We measured serum and CSF GQ1bAb in patients with MFS and with AO or ON caused by other disorders than MFS.


Twenty-one patients with AO (21 serum, 9 CSF), 13 with ON (13 serum, 13 CSF), and 12 with MFS (12 serum, 10 CSF) were included in the study. There were no significant differences in age, sex, and CSF findings between the AO and MFS groups. Elevated serum GQ1b titers occurred in 11 of 12 patients with MFS but in only 1 of the 34 patients without MFS. Sensitivity was 92% (95% confidence interval [CI] 62%–100%) and specificity 97% (95% CI 85%–100%). In CSF, GQ1bAb were identified in 2 of 10 patients with MFS but in none with other disorders. Sensitivity was 20% (95% CI 2%–56%) and specificity 100% (95% CI 85%–100%).
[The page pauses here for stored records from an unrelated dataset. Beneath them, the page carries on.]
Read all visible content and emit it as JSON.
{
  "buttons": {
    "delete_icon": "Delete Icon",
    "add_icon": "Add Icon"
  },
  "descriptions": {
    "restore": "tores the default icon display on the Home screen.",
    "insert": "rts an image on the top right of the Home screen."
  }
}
Increased serum GQ1bAb are highly specific for MFS. Measurement of GQ1bAb in CSF does not improve diagnosis.

Classification of evidence:

This study provides Class III evidence that serum GQ1bAb accurately distinguish MFS from other disorders (sensitivity 92%, 95% CI 62%–100%; specificity 97%, 95% CI 85%–100%).